Personal information
- Full name: Percy James Mead
- Born: 15 November 1871 Richmond, Surrey, England
- Died: 7 April 1923 (aged 51) Mahabaleshwar, Bombay Presidency, British India
- Batting: Unknown

Domestic team information
- 1895/96–1903/04: Europeans

Career statistics
| Competition | First-class |
| Matches | 3 |
| Runs scored | 17 |
| Batting average | 2.83 |
| 100s/50s | –/– |
| Top score | 7 |
| Catches/stumpings | –/– |
- Source: Cricinfo, 6 June 2022

= Percy Mead =

English cricketer and Indian Civil Service officer

Percy James Mead (15 November 1871 – 7 April 1923) was an English first-class cricketer and an officer in the Indian Civil Service in the Bombay Presidency.
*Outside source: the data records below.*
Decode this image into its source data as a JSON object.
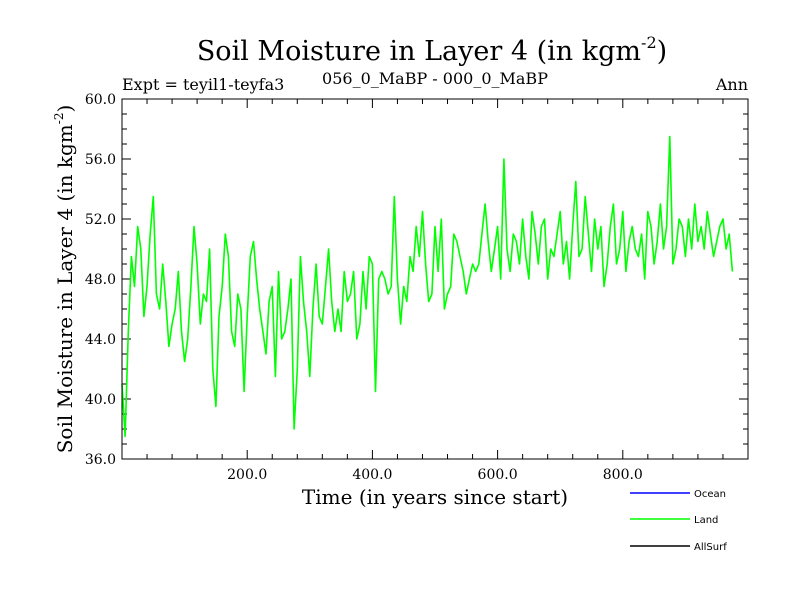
{
  "chart_data": {
    "type": "line",
    "title": "Soil Moisture in Layer 4 (in kgm",
    "title_sup": "-2",
    "title_suffix": ")",
    "subtitle_left": "Expt = teyil1-teyfa3",
    "subtitle_center": "056_0_MaBP - 000_0_MaBP",
    "subtitle_right": "Ann",
    "xlabel": "Time (in years since start)",
    "ylabel": "Soil Moisture in Layer 4 (in kgm",
    "ylabel_sup": "-2",
    "ylabel_suffix": ")",
    "xlim": [
      0,
      1000
    ],
    "ylim": [
      36.0,
      60.0
    ],
    "x_ticks": [
      200,
      400,
      600,
      800
    ],
    "x_tick_labels": [
      "200.0",
      "400.0",
      "600.0",
      "800.0"
    ],
    "y_ticks": [
      36,
      40,
      44,
      48,
      52,
      56,
      60
    ],
    "y_tick_labels": [
      "36.0",
      "40.0",
      "44.0",
      "48.0",
      "52.0",
      "56.0",
      "60.0"
    ],
    "legend": [
      {
        "name": "Ocean",
        "color": "#0000ff"
      },
      {
        "name": "Land",
        "color": "#00ff00"
      },
      {
        "name": "AllSurf",
        "color": "#000000"
      }
    ],
    "series": [
      {
        "name": "Land",
        "color": "#00ff00",
        "x_start": 0,
        "x_step": 5,
        "values": [
          41.0,
          37.5,
          44.5,
          49.5,
          47.5,
          51.5,
          50.0,
          45.5,
          47.5,
          51.0,
          53.5,
          47.0,
          46.0,
          49.0,
          46.5,
          43.5,
          45.0,
          46.0,
          48.5,
          44.5,
          42.5,
          44.0,
          47.5,
          51.5,
          49.0,
          45.0,
          47.0,
          46.5,
          50.0,
          42.0,
          39.5,
          45.5,
          47.5,
          51.0,
          49.5,
          44.5,
          43.5,
          47.0,
          46.0,
          40.5,
          45.5,
          49.5,
          50.5,
          48.0,
          46.0,
          44.5,
          43.0,
          46.5,
          47.5,
          41.5,
          48.5,
          44.0,
          44.5,
          46.0,
          48.0,
          38.0,
          42.0,
          49.5,
          46.5,
          44.5,
          41.5,
          46.0,
          49.0,
          45.5,
          45.0,
          47.5,
          50.0,
          46.5,
          44.5,
          46.0,
          44.5,
          48.5,
          46.5,
          47.0,
          48.5,
          44.0,
          45.0,
          48.5,
          46.0,
          49.5,
          49.0,
          40.5,
          48.0,
          48.5,
          48.0,
          47.0,
          47.5,
          53.5,
          48.0,
          45.0,
          47.5,
          46.5,
          49.5,
          48.5,
          51.5,
          49.5,
          52.5,
          49.0,
          46.5,
          47.0,
          51.5,
          48.5,
          52.0,
          46.0,
          47.0,
          47.5,
          51.0,
          50.5,
          49.5,
          48.5,
          47.0,
          48.0,
          49.0,
          48.5,
          49.0,
          51.0,
          53.0,
          50.5,
          48.5,
          50.0,
          51.5,
          48.0,
          56.0,
          50.0,
          48.5,
          51.0,
          50.5,
          49.0,
          52.0,
          49.5,
          48.0,
          52.5,
          51.0,
          49.0,
          51.5,
          52.0,
          48.0,
          50.0,
          49.5,
          51.0,
          52.5,
          49.0,
          50.5,
          48.0,
          51.5,
          54.5,
          49.5,
          50.0,
          53.5,
          51.0,
          48.5,
          52.0,
          50.0,
          51.5,
          47.5,
          49.0,
          51.5,
          53.0,
          49.0,
          50.0,
          52.5,
          48.5,
          50.5,
          51.5,
          50.0,
          49.5,
          51.0,
          48.0,
          52.5,
          51.5,
          49.0,
          50.5,
          53.0,
          50.0,
          51.5,
          57.5,
          49.0,
          50.0,
          52.0,
          51.5,
          49.5,
          52.0,
          50.0,
          53.0,
          50.5,
          51.5,
          50.0,
          52.5,
          51.0,
          49.5,
          50.5,
          51.5,
          52.0,
          50.0,
          51.0,
          48.5
        ]
      }
    ]
  }
}
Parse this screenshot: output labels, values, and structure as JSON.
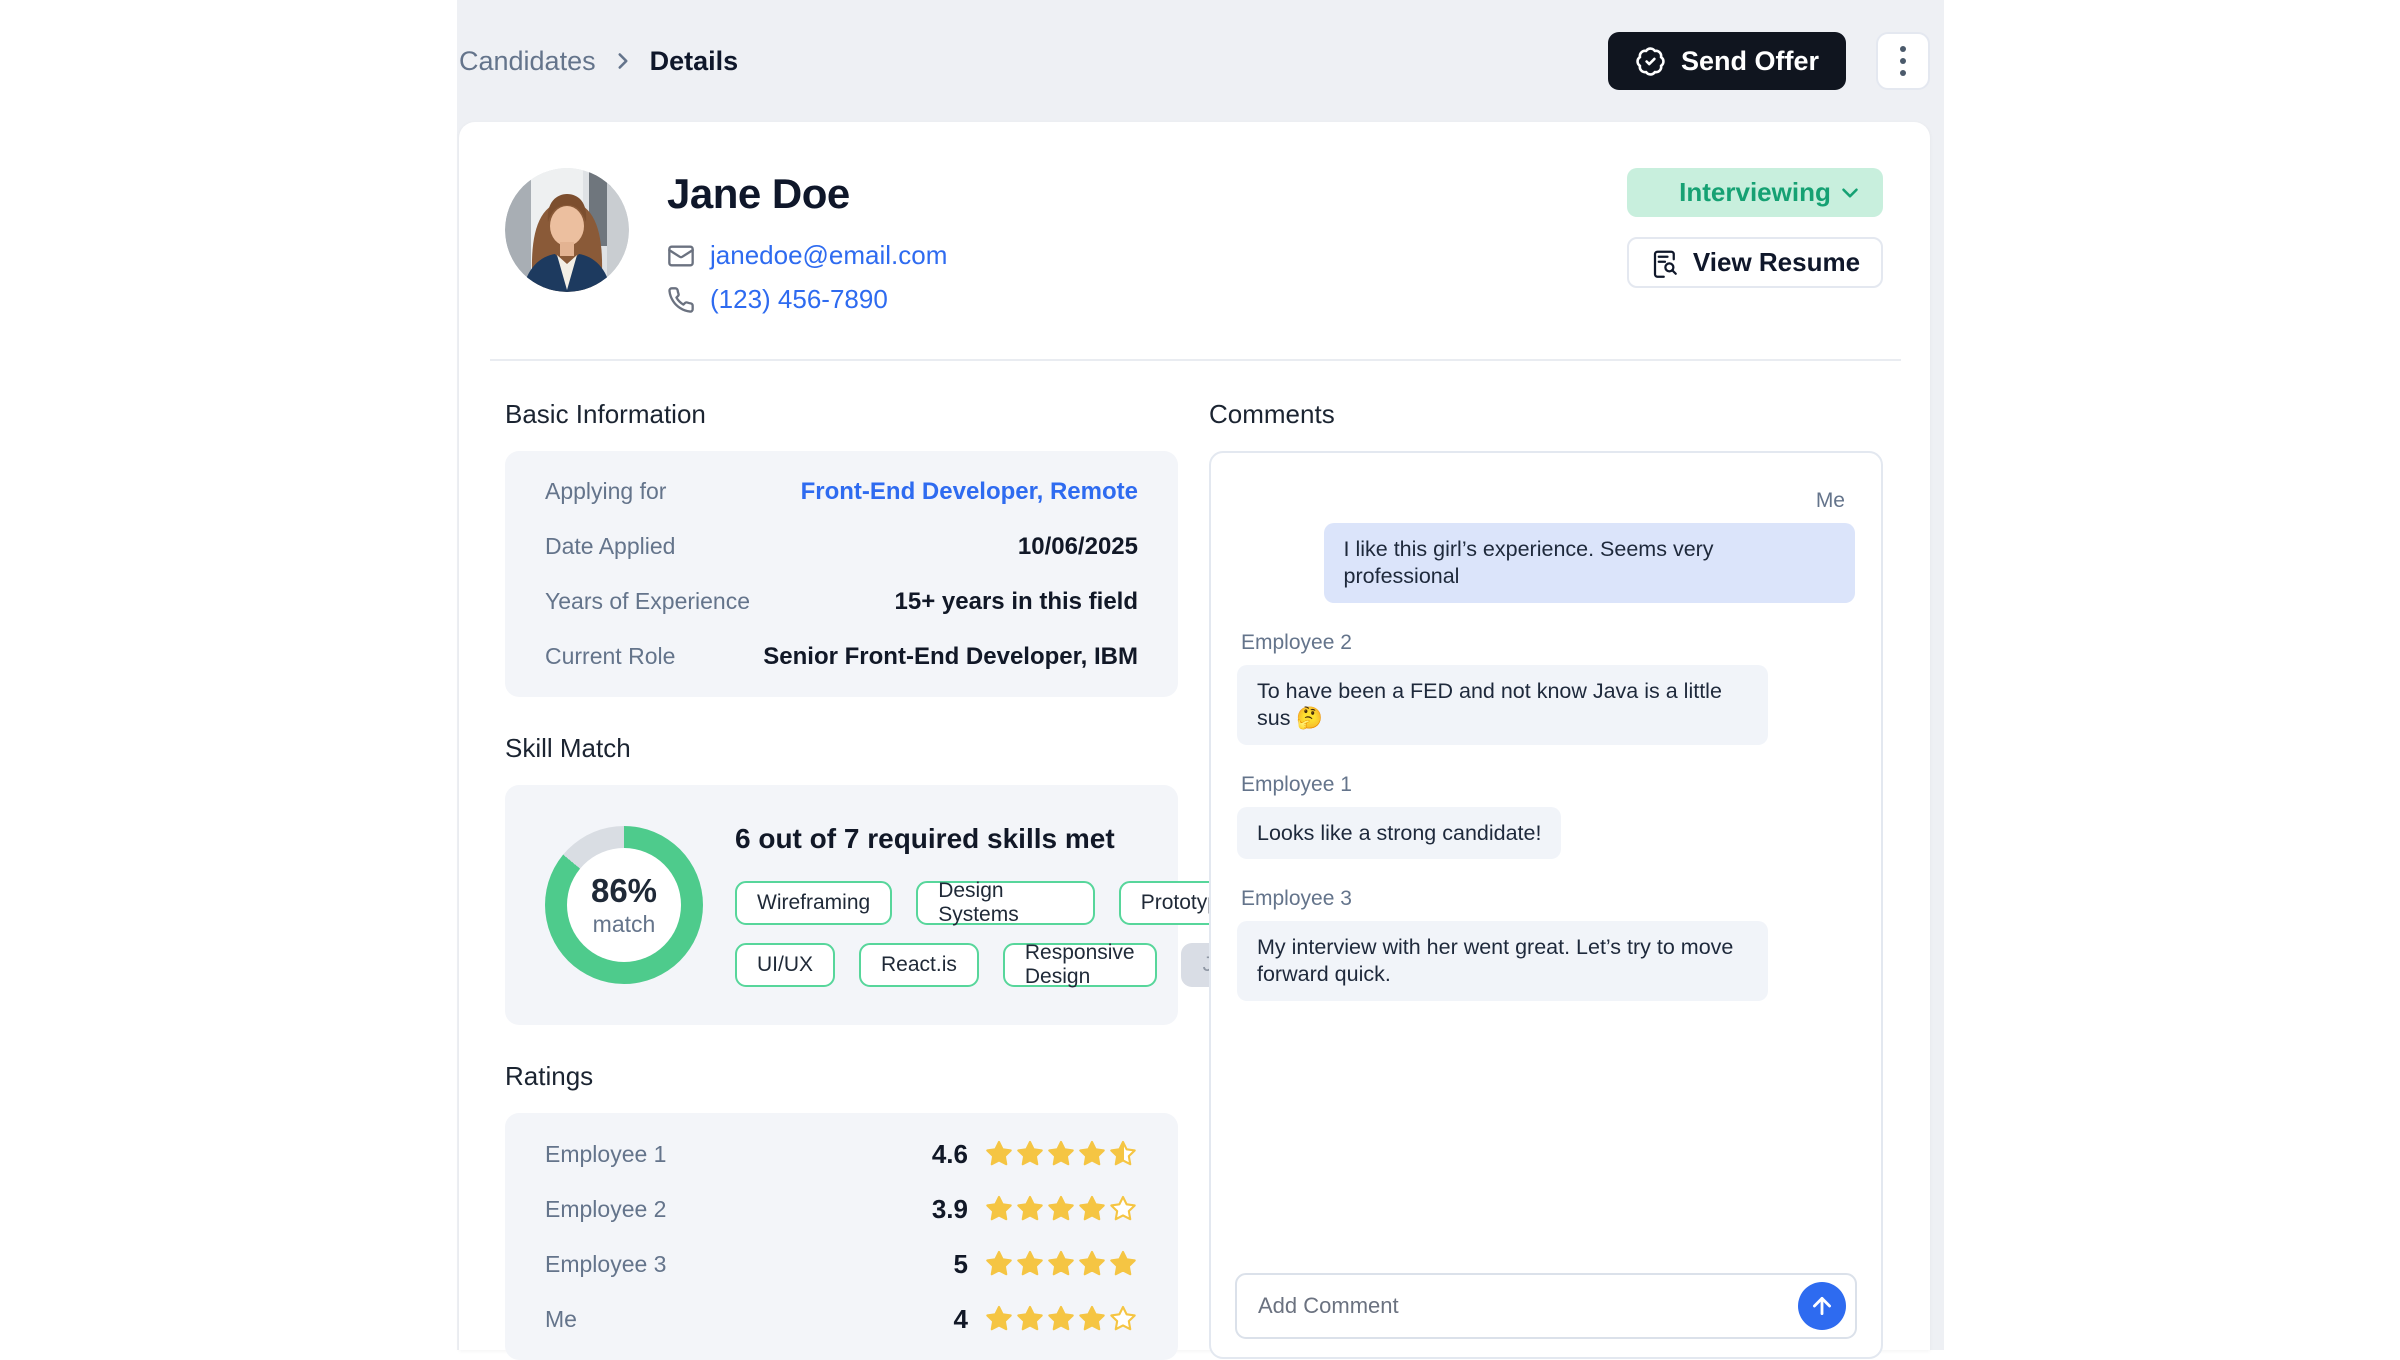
{
  "breadcrumb": {
    "parent": "Candidates",
    "current": "Details"
  },
  "header": {
    "send_offer_label": "Send Offer"
  },
  "profile": {
    "name": "Jane Doe",
    "email": "janedoe@email.com",
    "phone": "(123) 456-7890",
    "status_label": "Interviewing",
    "view_resume_label": "View Resume"
  },
  "basic_info": {
    "title": "Basic Information",
    "rows": [
      {
        "label": "Applying for",
        "value": "Front-End Developer, Remote",
        "is_link": true
      },
      {
        "label": "Date Applied",
        "value": "10/06/2025",
        "is_link": false
      },
      {
        "label": "Years of Experience",
        "value": "15+ years in this field",
        "is_link": false
      },
      {
        "label": "Current Role",
        "value": "Senior Front-End Developer, IBM",
        "is_link": false
      }
    ]
  },
  "skill_match": {
    "title": "Skill Match",
    "percent_text": "86%",
    "percent_value": 86,
    "match_label": "match",
    "summary": "6 out of 7 required skills met",
    "skills": [
      {
        "name": "Wireframing",
        "met": true
      },
      {
        "name": "Design Systems",
        "met": true
      },
      {
        "name": "Prototyping",
        "met": true
      },
      {
        "name": "UI/UX",
        "met": true
      },
      {
        "name": "React.is",
        "met": true
      },
      {
        "name": "Responsive Design",
        "met": true
      },
      {
        "name": "Java",
        "met": false
      }
    ]
  },
  "ratings": {
    "title": "Ratings",
    "rows": [
      {
        "name": "Employee 1",
        "value_text": "4.6",
        "stars": 4.5
      },
      {
        "name": "Employee 2",
        "value_text": "3.9",
        "stars": 4
      },
      {
        "name": "Employee 3",
        "value_text": "5",
        "stars": 5
      },
      {
        "name": "Me",
        "value_text": "4",
        "stars": 4
      }
    ]
  },
  "comments": {
    "title": "Comments",
    "messages": [
      {
        "author": "Me",
        "text": "I like this girl’s experience. Seems very professional",
        "own": true
      },
      {
        "author": "Employee 2",
        "text": "To have been a FED and not know Java is a little sus 🤔",
        "own": false
      },
      {
        "author": "Employee 1",
        "text": "Looks like a strong candidate!",
        "own": false
      },
      {
        "author": "Employee 3",
        "text": "My interview with her went great. Let’s try to move forward quick.",
        "own": false
      }
    ],
    "input_placeholder": "Add Comment"
  },
  "icons": {
    "breadcrumb_separator": "chevron-right-icon",
    "send_offer": "badge-check-icon",
    "more_options": "kebab-icon",
    "email": "mail-icon",
    "phone": "phone-icon",
    "status_dropdown": "chevron-down-icon",
    "view_resume": "file-search-icon",
    "send_comment": "arrow-up-icon",
    "rating": "star-icon"
  },
  "colors": {
    "accent_blue": "#2E6BF0",
    "status_green": "#16A173",
    "status_green_bg": "#C8EFDD",
    "donut_green": "#4ECB8C",
    "donut_rest": "#D9DDE3",
    "star_yellow": "#F5C543",
    "send_offer_bg": "#10151F",
    "own_bubble_bg": "#DBE4FA",
    "panel_gray": "#F3F5F9",
    "page_gray": "#EEF0F4"
  }
}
The son of Lieutenant Colonel C. J. Mead, he was born at Richmond in November 1871. He was educated at Haileybury, before matriculating to King's College, Cambridge. After graduating from Cambridge, Mead entered the Indian Civil Service (ICS) in 1894. During his early years in British India, Mead played three first-class cricket matches for the Europeans cricket team in the Bombay Presidency Matches between 1895 and 1903, with little success. Mead served in a number of roles within the ICS, beginning with his appointment as an assistant magistrate and collector in Bombay, an appointment he held until 1897. He then spent two years as an administrator for Sachin State, before being appointed Under-Secretary for revenue and finance to the Government of Bombay in 1901.
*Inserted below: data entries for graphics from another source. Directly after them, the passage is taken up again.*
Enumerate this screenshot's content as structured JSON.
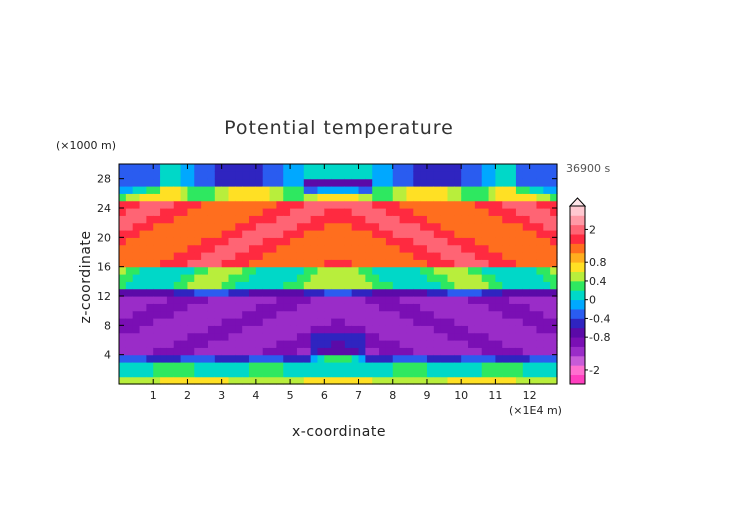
{
  "chart_data": {
    "type": "heatmap",
    "title": "Potential temperature",
    "xlabel": "x-coordinate",
    "ylabel": "z-coordinate",
    "x_unit": "(×1E4 m)",
    "y_unit": "(×1000 m)",
    "time_label": "36900 s",
    "xlim": [
      0,
      12.8
    ],
    "ylim": [
      0,
      30
    ],
    "x_ticks": [
      "1",
      "2",
      "3",
      "4",
      "5",
      "6",
      "7",
      "8",
      "9",
      "10",
      "11",
      "12"
    ],
    "y_ticks": [
      "4",
      "8",
      "12",
      "16",
      "20",
      "24",
      "28"
    ],
    "colorbar": {
      "levels": [
        -2.6,
        -2.2,
        -1.8,
        -1.4,
        -1.0,
        -0.8,
        -0.6,
        -0.4,
        -0.2,
        0,
        0.2,
        0.4,
        0.6,
        0.8,
        1.0,
        1.4,
        1.8,
        2.2,
        2.6
      ],
      "colors": [
        "#ff3fbf",
        "#ff6fd0",
        "#c75bd8",
        "#9a2cc8",
        "#7a0fb4",
        "#5b0aa8",
        "#2f24c0",
        "#2a5cf0",
        "#00a8ff",
        "#00d8c8",
        "#2ee860",
        "#b8ee3c",
        "#ffe024",
        "#ffae1e",
        "#ff6e1e",
        "#ff2a40",
        "#ff6474",
        "#ff9aa6",
        "#ffc8d0"
      ],
      "tick_labels": [
        "-2",
        "-0.8",
        "-0.4",
        "0",
        "0.4",
        "0.8",
        "2"
      ],
      "tick_values": [
        -2.0,
        -0.8,
        -0.4,
        0,
        0.4,
        0.8,
        2.0
      ],
      "extend": "max"
    },
    "field_description_bands": [
      {
        "z_range": [
          0,
          1.5
        ],
        "value": 0.7
      },
      {
        "z_range": [
          1.5,
          4
        ],
        "value": 0.0
      },
      {
        "z_range": [
          4,
          6
        ],
        "value": -0.7
      },
      {
        "z_range": [
          6,
          12
        ],
        "value": -1.0
      },
      {
        "z_range": [
          12,
          14
        ],
        "value": -0.3
      },
      {
        "z_range": [
          14,
          16
        ],
        "value": 0.5
      },
      {
        "z_range": [
          16,
          26
        ],
        "value": 1.5
      },
      {
        "z_range": [
          26,
          28
        ],
        "value": 0.6
      },
      {
        "z_range": [
          28,
          30
        ],
        "value": -0.2
      }
    ]
  }
}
Mead served as private secretary to James Monteath, the acting Governor of Bombay Presidency in 1903. His next appointment was as Talukdari Settlement Officer, an appointment he held in 1905 and 1906. In 1910, he was a Superintendent of census operations, before being appointed a junior collector in 1911. He was appointed a Companion to the Order of the Indian Empire in the 1914 New Year Honours. Mead became a senior collector in 1916, while in 1917 he was appointed Director of Industries. Two years later he was appointed Chief Secretary and Financial Secretary to the Government of Bombay. In the 1921 New Year Honours he was appointed a Companion of the Order of the Star of India. Mead's final appointment was as Commissioner of Scinde in early 1923; shortly after his appointment he died in April of that year following a short illness at Mahabaleshwar.